As Edna Sussman noted in The New York Convention Through a Mediation Prism, MSAs recorded as or given the status of arbitral awards may not be recognised in certain jurisdictions. While California, USA and Korea allow for MSAs to be recorded as arbitral awards through an appointed arbitrator or arbitral tribunal, it is uncertain whether such an appointment will be effective due to the definition of an ‘arbitration agreement’. Arbitration agreements stipulate that any dispute arising between the parties will be submitted to arbitration. Generally, this only refers to a present or future dispute. However, if parties to a mediation enter into a MSA covering all matters in dispute, it follows that the dispute has been settled. This then begs the question as to whether the appointment of an arbitrator may be legally recognised and whether such arbitral awards are nonetheless enforceable?

 

That said, there are ways to avoid such problems from arising. Sussman notes that this obstacle may be circumvented by the parties specifying that the MSA is governed by a jurisdiction that permits the appointment of an arbitrator after the dispute is settled. Nevertheless, this approach to enforcing MSAs is still subject to the uncertainty of whether courts will determine that such arbitral awards have legal effect or are enforceable under the New York Convention which, arguably, has an broader definition of what an enforceable arbitral award entails.

 

Uncertainties in enforcing arbitral awards through the Singapore Convention

 

In light of the adoption of the Singapore Convention in December 2018 and its coming opening for signature in August 2019, one may now wonder if this issue of the enforceability of MSAs as arbitral awards is addressed by the Convention?

 

Article 1(3)(b) of the Singapore Convention states that it does not cover MSAs that are recorded and enforceable as arbitral awards. The aim of the article is to “address the gap that might arise from the non-enforceability of settlement agreements recorded in the form of awards in certain jurisdictions” (A/CN.9/929, para. 25).

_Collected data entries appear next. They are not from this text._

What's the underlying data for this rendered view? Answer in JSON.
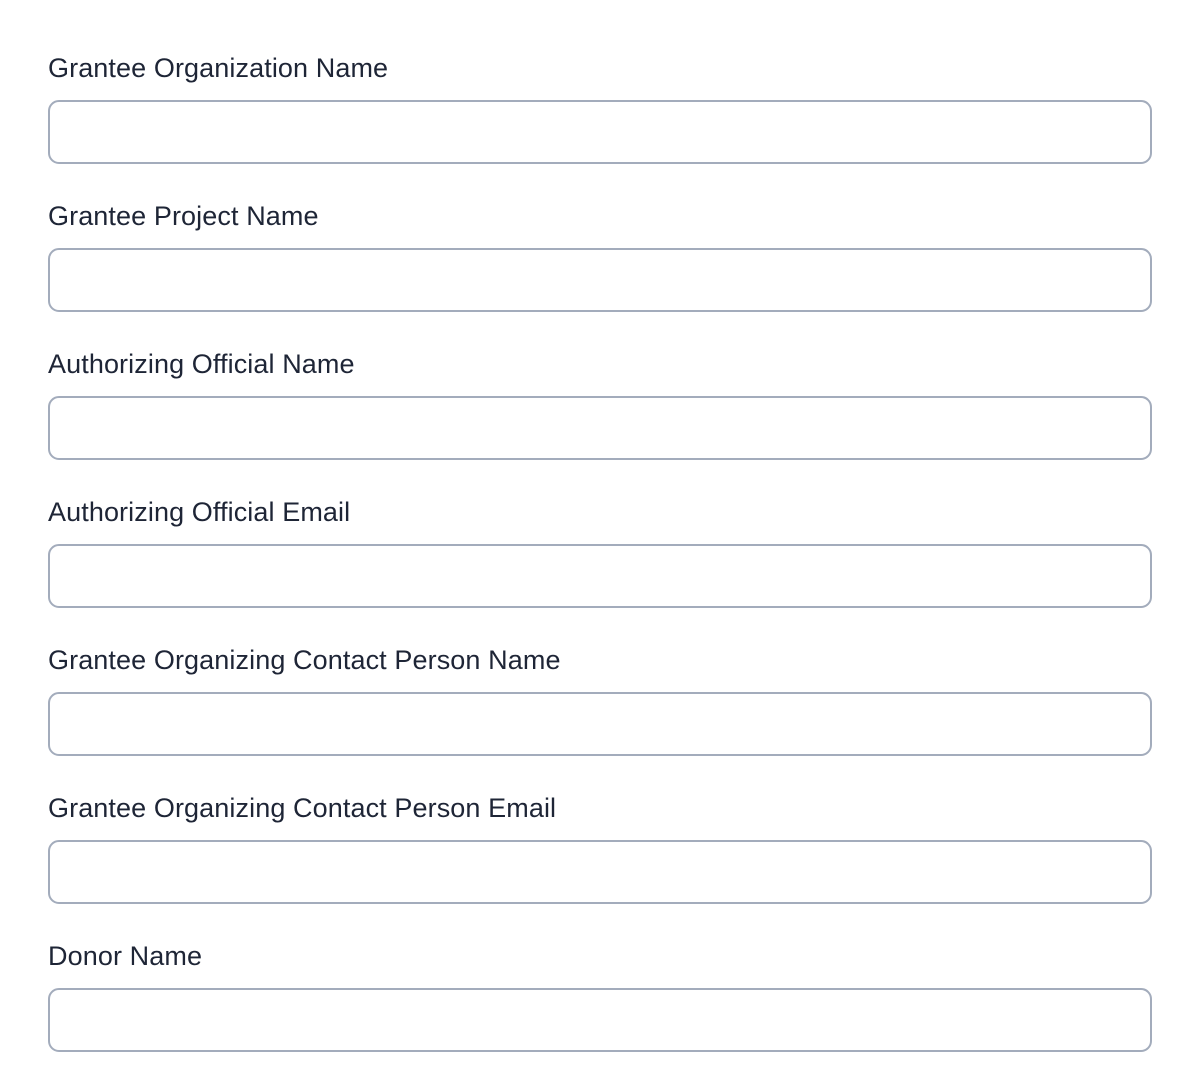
{
  "form": {
    "fields": [
      {
        "label": "Grantee Organization Name",
        "value": "",
        "placeholder": ""
      },
      {
        "label": "Grantee Project Name",
        "value": "",
        "placeholder": ""
      },
      {
        "label": "Authorizing Official Name",
        "value": "",
        "placeholder": ""
      },
      {
        "label": "Authorizing Official Email",
        "value": "",
        "placeholder": ""
      },
      {
        "label": "Grantee Organizing Contact Person Name",
        "value": "",
        "placeholder": ""
      },
      {
        "label": "Grantee Organizing Contact Person Email",
        "value": "",
        "placeholder": ""
      },
      {
        "label": "Donor Name",
        "value": "",
        "placeholder": ""
      }
    ]
  },
  "colors": {
    "label_text": "#1e2536",
    "input_border": "#a3acbc",
    "background": "#ffffff"
  }
}
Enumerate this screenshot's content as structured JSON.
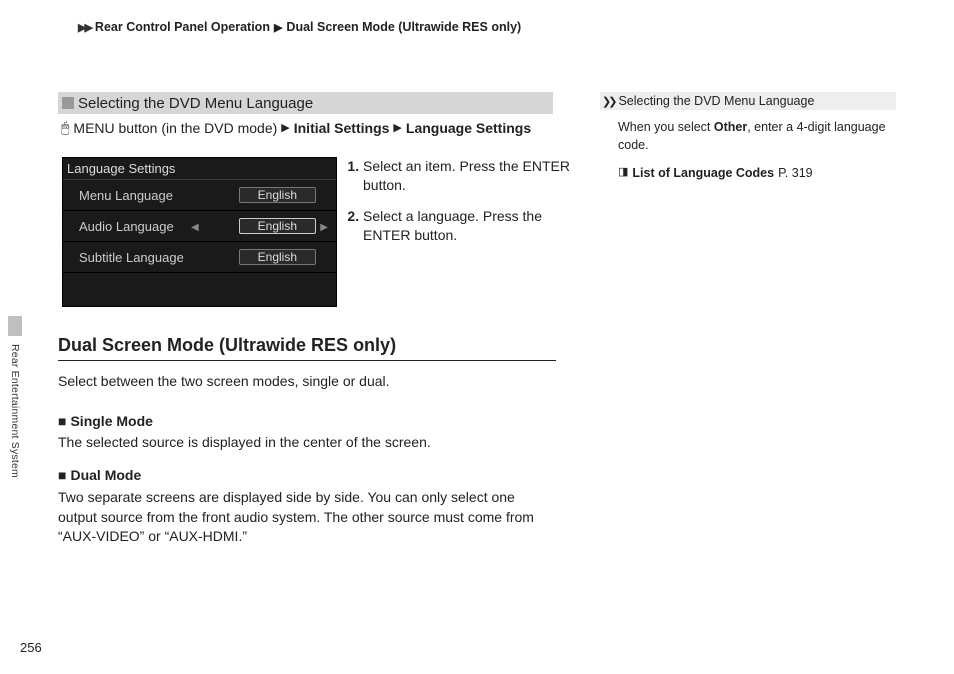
{
  "breadcrumb": {
    "item1": "Rear Control Panel Operation",
    "item2": "Dual Screen Mode (Ultrawide RES only)"
  },
  "section_title": "Selecting the DVD Menu Language",
  "menu_path": {
    "part1": "MENU button (in the DVD mode)",
    "part2": "Initial Settings",
    "part3": "Language Settings"
  },
  "screenshot": {
    "header": "Language Settings",
    "rows": [
      {
        "label": "Menu Language",
        "value": "English",
        "selected": false
      },
      {
        "label": "Audio Language",
        "value": "English",
        "selected": true
      },
      {
        "label": "Subtitle Language",
        "value": "English",
        "selected": false
      }
    ]
  },
  "steps": {
    "s1": "Select an item. Press the ENTER button.",
    "s2": "Select a language. Press the ENTER button."
  },
  "main_heading": "Dual Screen Mode (Ultrawide RES only)",
  "main_desc": "Select between the two screen modes, single or dual.",
  "sub1": {
    "title": "Single Mode",
    "text": "The selected source is displayed in the center of the screen."
  },
  "sub2": {
    "title": "Dual Mode",
    "text": "Two separate screens are displayed side by side. You can only select one output source from the front audio system. The other source must come from “AUX-VIDEO” or “AUX-HDMI.”"
  },
  "right": {
    "head": "Selecting the DVD Menu Language",
    "body_pre": "When you select ",
    "body_bold": "Other",
    "body_post": ", enter a 4-digit language code.",
    "link_label": "List of Language Codes",
    "link_page": "P. 319"
  },
  "side_label": "Rear Entertainment System",
  "page_number": "256"
}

This article should also mean that, if an arbitral award recording a MSA is not enforceable, the MSA itself may still be enforced under the Convention.

 

However, new uncertainties arise regarding determining if the MSA recorded as an arbitral award is enforceable as an arbitral award (and not covered by the Singapore Convention) or a MSA (which is covered):

  1. Should enforceability be determined by the place of arbitration or where enforcement of the MSA is being sought? The Convention leaves the decision to the competent authority and the domestic rules of procedure (A/CN.9/934, para. 24). Some jurisdictions such as Texas, USA give MSAs the “same force and effect” as arbitral award without the arbitration process having to be followed, which might lead to difficulties in enforcement when domestic law calls for the competent authority to refer to the place of arbitration.
  2. Secondly, the laws governing mediation in certain jurisdictions may be incongruent with the wording of the Convention, causing uncertainty as to whether MSAs are excluded from the Convention. Texan procedural law only contemplates the enforceability of MSAs as arbitral awards, so they do not need to be recorded as arbitral awards. Does this mean that they can be enforced under the Convention, without having to determine their enforceability?
  3. Lastly, having the competent authority determine enforceability by the place of arbitration may incur additional costs to the mediation if the authority must inquire about the enforceability at the State where the MSA was approved or court proceeding concluded.

 

In conclusion, the uncertainties as to whether MSAs recorded in the form of arbitral awards are enforceable still remain despite the introduction of the Singapore Convention.  They highlight the inappropriateness of using the arbitration framework to enforce MSAs. However, the Convention now ensures enforceability of MSAs that are not otherwise enforceable as arbitral awards. If parties still need to enforce MSAs as arbitral awards, they can choose to enforce their arbitral awards in jurisdictions that have domestic laws that will allow enforcement. If jurisdictions do not, these jurisdictions might want to provide clarity regarding the MSA enforcement means so parties have the option of enforcing MSAs per se or MSAs as arbitral awards.